既に連合推薦で社民党の畑田良一町議が出馬していたこともあり、私自身は栗原秀子当選に向けて具体的に動くことは出来なかったし、そもそも自分の選挙で手一杯で正直それどころではなかったのだが、友人たちは動いていたようだ。結局は、栗原さんも畑田さんも当選で万々歳だった。
栗原さんと言えば、知る人ぞ知る、御船町を中心に30年近く障害児の療育について、手弁当で取り組んできた人だ。彼女には4人の子どもがいるが、障害のある子どもの親ではない。学生時代からボランティア活動としてこの世界に入り、卒業後、看護士、保健師となり県職員試験に合格していたのに、それを捨てて地域での療育の道を選んだと聞いている。
とにかく派手なタイプではなく、「地道で聡明な人」というのが、私の栗原評だ。その彼女が数年前のある日、「街頭演説をするからスピーカーを貸して欲しい」と言ってきた。何事かと聞くと、御船町と矢部町との合併問題に疑問を持っていて、仲間と活動を開始するとのこと。合併自体は県主導ではなく、やはり地元の住民が議論して結論を出すべきだと私も思っていたので、すぐに承知した。その後の結果は今の通りだ。住民運動をリードする栗原秀子はこの時創られた。将来的には合併か単独か、どんな形が選択されるかはわからないが、自立した自治体の基礎が出来つつあるのは間違いないだろう。

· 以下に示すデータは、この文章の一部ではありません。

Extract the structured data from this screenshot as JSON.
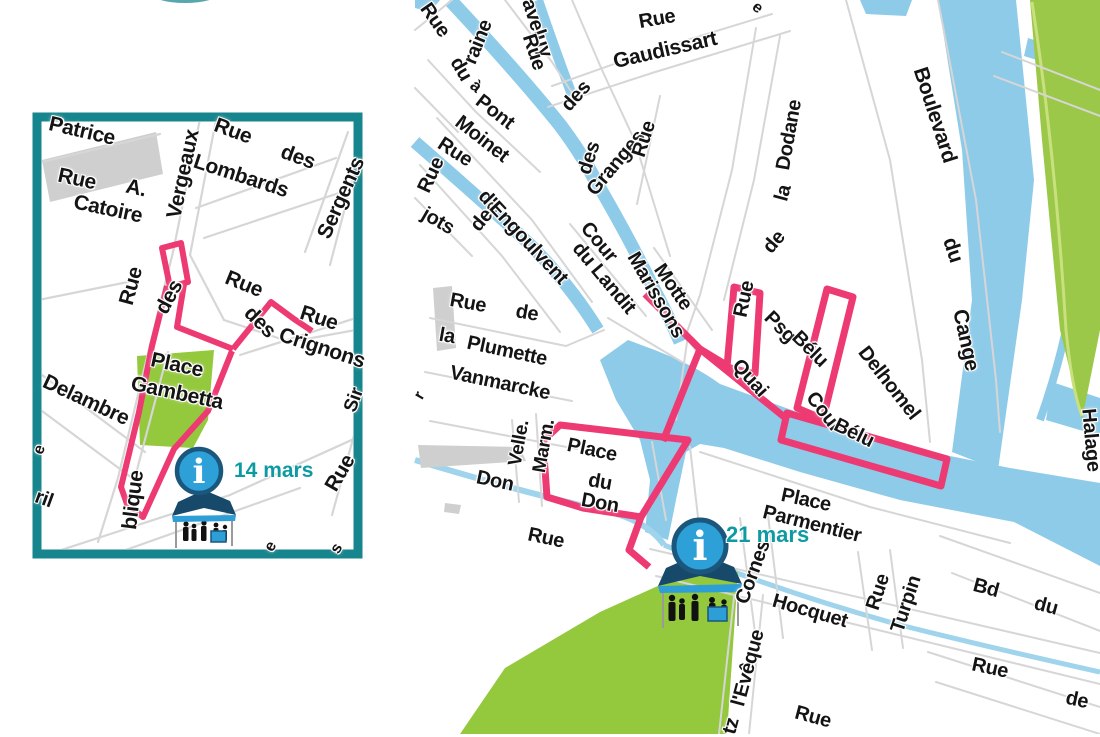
{
  "page": {
    "title": "Plan des animations - centre-ville et quartier Saint-Leu"
  },
  "colors": {
    "route_pink": "#ed3a72",
    "panel_teal": "#17858d",
    "water_blue": "#8ecbe9",
    "park_green": "#94c83d",
    "building_gray": "#cfcfcf",
    "street_gray": "#d6d6d6",
    "label_black": "#141414",
    "date_teal": "#0d9aa2",
    "info_blue": "#2da0d8",
    "info_ring": "#1b567c",
    "tent_navy": "#17496b"
  },
  "icons": {
    "info_glyph": "i",
    "info_icon": "info-icon",
    "kiosk_icon": "information-stand-icon"
  },
  "inset_map": {
    "marker": {
      "date": "14 mars"
    },
    "labels": [
      {
        "t": "Patrice",
        "x": 82,
        "y": 131,
        "r": 13,
        "s": 21
      },
      {
        "t": "Rue",
        "x": 77,
        "y": 179,
        "r": 12,
        "s": 21
      },
      {
        "t": "A.",
        "x": 136,
        "y": 188,
        "r": 12,
        "s": 21
      },
      {
        "t": "Catoire",
        "x": 108,
        "y": 209,
        "r": 12,
        "s": 21
      },
      {
        "t": "Vergeaux",
        "x": 183,
        "y": 174,
        "r": -78,
        "s": 21
      },
      {
        "t": "Rue",
        "x": 233,
        "y": 131,
        "r": 20,
        "s": 21
      },
      {
        "t": "des",
        "x": 298,
        "y": 157,
        "r": 20,
        "s": 21
      },
      {
        "t": "Lombards",
        "x": 241,
        "y": 176,
        "r": 18,
        "s": 21
      },
      {
        "t": "Sergents",
        "x": 341,
        "y": 198,
        "r": -66,
        "s": 21
      },
      {
        "t": "Rue",
        "x": 131,
        "y": 286,
        "r": -75,
        "s": 21
      },
      {
        "t": "des",
        "x": 169,
        "y": 297,
        "r": -62,
        "s": 21
      },
      {
        "t": "Rue",
        "x": 244,
        "y": 284,
        "r": 22,
        "s": 21
      },
      {
        "t": "des",
        "x": 260,
        "y": 322,
        "r": 45,
        "s": 21
      },
      {
        "t": "Rue",
        "x": 319,
        "y": 318,
        "r": 18,
        "s": 21
      },
      {
        "t": "Crignons",
        "x": 322,
        "y": 348,
        "r": 18,
        "s": 21
      },
      {
        "t": "Place",
        "x": 177,
        "y": 365,
        "r": 12,
        "s": 21
      },
      {
        "t": "Gambetta",
        "x": 177,
        "y": 393,
        "r": 12,
        "s": 21
      },
      {
        "t": "Delambre",
        "x": 86,
        "y": 400,
        "r": 25,
        "s": 21
      },
      {
        "t": "Sir",
        "x": 354,
        "y": 400,
        "r": -70,
        "s": 19
      },
      {
        "t": "Rue",
        "x": 340,
        "y": 473,
        "r": -60,
        "s": 21
      },
      {
        "t": "blique",
        "x": 133,
        "y": 500,
        "r": -83,
        "s": 21
      },
      {
        "t": "ril",
        "x": 44,
        "y": 499,
        "r": 20,
        "s": 20
      },
      {
        "t": "e",
        "x": 40,
        "y": 450,
        "r": -70,
        "s": 16
      },
      {
        "t": "e",
        "x": 271,
        "y": 547,
        "r": -60,
        "s": 16
      },
      {
        "t": "s",
        "x": 337,
        "y": 549,
        "r": -60,
        "s": 16
      }
    ]
  },
  "main_map": {
    "marker": {
      "date": "21 mars"
    },
    "labels": [
      {
        "t": "Rue",
        "x": 435,
        "y": 20,
        "r": 55,
        "s": 20
      },
      {
        "t": "raine",
        "x": 478,
        "y": 42,
        "r": -68,
        "s": 20
      },
      {
        "t": "aveluy",
        "x": 537,
        "y": 28,
        "r": 72,
        "s": 20
      },
      {
        "t": "Rue",
        "x": 534,
        "y": 52,
        "r": 72,
        "s": 20
      },
      {
        "t": "Rue",
        "x": 657,
        "y": 19,
        "r": -10,
        "s": 20
      },
      {
        "t": "Gaudissart",
        "x": 665,
        "y": 50,
        "r": -13,
        "s": 21
      },
      {
        "t": "e",
        "x": 757,
        "y": 8,
        "r": 40,
        "s": 16
      },
      {
        "t": "du",
        "x": 461,
        "y": 69,
        "r": 60,
        "s": 20
      },
      {
        "t": "à",
        "x": 476,
        "y": 86,
        "r": 40,
        "s": 17
      },
      {
        "t": "Pont",
        "x": 495,
        "y": 112,
        "r": 38,
        "s": 20
      },
      {
        "t": "Moinet",
        "x": 482,
        "y": 139,
        "r": 38,
        "s": 20
      },
      {
        "t": "Rue",
        "x": 455,
        "y": 152,
        "r": 33,
        "s": 20
      },
      {
        "t": "Rue",
        "x": 431,
        "y": 175,
        "r": -65,
        "s": 20
      },
      {
        "t": "des",
        "x": 485,
        "y": 216,
        "r": -50,
        "s": 20
      },
      {
        "t": "jots",
        "x": 438,
        "y": 221,
        "r": 30,
        "s": 20
      },
      {
        "t": "d'Engoulvent",
        "x": 523,
        "y": 237,
        "r": 47,
        "s": 20
      },
      {
        "t": "des",
        "x": 576,
        "y": 96,
        "r": -48,
        "s": 20
      },
      {
        "t": "Granges",
        "x": 616,
        "y": 163,
        "r": -50,
        "s": 20
      },
      {
        "t": "Rue",
        "x": 644,
        "y": 139,
        "r": -72,
        "s": 20
      },
      {
        "t": "des",
        "x": 589,
        "y": 158,
        "r": -72,
        "s": 20
      },
      {
        "t": "Cour",
        "x": 599,
        "y": 242,
        "r": 50,
        "s": 20
      },
      {
        "t": "du Landit",
        "x": 604,
        "y": 278,
        "r": 50,
        "s": 20
      },
      {
        "t": "Motte",
        "x": 673,
        "y": 287,
        "r": 55,
        "s": 20
      },
      {
        "t": "Marissons",
        "x": 656,
        "y": 295,
        "r": 60,
        "s": 20
      },
      {
        "t": "Rue",
        "x": 744,
        "y": 299,
        "r": -78,
        "s": 20
      },
      {
        "t": "de",
        "x": 774,
        "y": 242,
        "r": -50,
        "s": 20
      },
      {
        "t": "la",
        "x": 783,
        "y": 193,
        "r": -75,
        "s": 20
      },
      {
        "t": "Dodane",
        "x": 789,
        "y": 135,
        "r": -80,
        "s": 20
      },
      {
        "t": "Quai",
        "x": 750,
        "y": 378,
        "r": 48,
        "s": 20
      },
      {
        "t": "Psg",
        "x": 780,
        "y": 327,
        "r": 45,
        "s": 20
      },
      {
        "t": "Bélu",
        "x": 810,
        "y": 349,
        "r": 45,
        "s": 20
      },
      {
        "t": "Cour",
        "x": 824,
        "y": 412,
        "r": 52,
        "s": 20
      },
      {
        "t": "Bélu",
        "x": 854,
        "y": 433,
        "r": 26,
        "s": 20
      },
      {
        "t": "Delhomel",
        "x": 889,
        "y": 383,
        "r": 52,
        "s": 20
      },
      {
        "t": "Boulevard",
        "x": 935,
        "y": 115,
        "r": 72,
        "s": 21
      },
      {
        "t": "du",
        "x": 953,
        "y": 250,
        "r": 72,
        "s": 21
      },
      {
        "t": "Cange",
        "x": 966,
        "y": 340,
        "r": 78,
        "s": 21
      },
      {
        "t": "Halage",
        "x": 1091,
        "y": 440,
        "r": 85,
        "s": 20
      },
      {
        "t": "Rue",
        "x": 468,
        "y": 303,
        "r": 10,
        "s": 20
      },
      {
        "t": "de",
        "x": 527,
        "y": 313,
        "r": 10,
        "s": 20
      },
      {
        "t": "la",
        "x": 447,
        "y": 336,
        "r": 10,
        "s": 20
      },
      {
        "t": "Plumette",
        "x": 507,
        "y": 351,
        "r": 12,
        "s": 20
      },
      {
        "t": "Vanmarcke",
        "x": 500,
        "y": 383,
        "r": 12,
        "s": 20
      },
      {
        "t": "r",
        "x": 420,
        "y": 396,
        "r": -60,
        "s": 16
      },
      {
        "t": "Velle.",
        "x": 519,
        "y": 443,
        "r": -80,
        "s": 19
      },
      {
        "t": "Marm.",
        "x": 544,
        "y": 446,
        "r": -80,
        "s": 19
      },
      {
        "t": "Place",
        "x": 592,
        "y": 450,
        "r": 12,
        "s": 20
      },
      {
        "t": "du",
        "x": 600,
        "y": 482,
        "r": 10,
        "s": 20
      },
      {
        "t": "Don",
        "x": 600,
        "y": 503,
        "r": 10,
        "s": 20
      },
      {
        "t": "Don",
        "x": 495,
        "y": 481,
        "r": 12,
        "s": 20
      },
      {
        "t": "Rue",
        "x": 546,
        "y": 538,
        "r": 12,
        "s": 20
      },
      {
        "t": "Place",
        "x": 806,
        "y": 500,
        "r": 12,
        "s": 20
      },
      {
        "t": "Parmentier",
        "x": 812,
        "y": 524,
        "r": 14,
        "s": 20
      },
      {
        "t": "Cornes",
        "x": 753,
        "y": 572,
        "r": -70,
        "s": 20
      },
      {
        "t": "Hocquet",
        "x": 810,
        "y": 611,
        "r": 16,
        "s": 20
      },
      {
        "t": "Rue",
        "x": 878,
        "y": 592,
        "r": -72,
        "s": 20
      },
      {
        "t": "Turpin",
        "x": 906,
        "y": 604,
        "r": -72,
        "s": 20
      },
      {
        "t": "Bd",
        "x": 986,
        "y": 588,
        "r": 15,
        "s": 20
      },
      {
        "t": "du",
        "x": 1046,
        "y": 606,
        "r": 15,
        "s": 20
      },
      {
        "t": "Rue",
        "x": 990,
        "y": 668,
        "r": 12,
        "s": 20
      },
      {
        "t": "de",
        "x": 1077,
        "y": 700,
        "r": 12,
        "s": 20
      },
      {
        "t": "l'Evêque",
        "x": 748,
        "y": 668,
        "r": -75,
        "s": 20
      },
      {
        "t": "tz",
        "x": 731,
        "y": 726,
        "r": -75,
        "s": 20
      },
      {
        "t": "Rue",
        "x": 813,
        "y": 717,
        "r": 15,
        "s": 20
      }
    ]
  }
}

さて告示数週間前に出馬を決めた栗原さんだが、瞬く間に支持が広がり、トップ当選。ぽっと出の候補者ではないことは、町民が一番よく知っていた。地域社会の中で悲鳴を上げてきた「障害のある子どもや母親(多くは)」と向き合ってきた彼女の28年間。合併に疑問を持ち町内を走り回った彼女の行動力。今回、同日に行われた町長選では、同級生の山本孝二町長が誕生したようだが、連携して、御船町を熊本一温かく住みやすい町にすることに挑戦していただきたい。
今回の統一自治体選挙では、県議会を含め女性議員が増え喜んでいるが、その中で一際嬉しかったのが、栗原秀子町議の誕生だった。栗原さん、お互い頑張ろうね!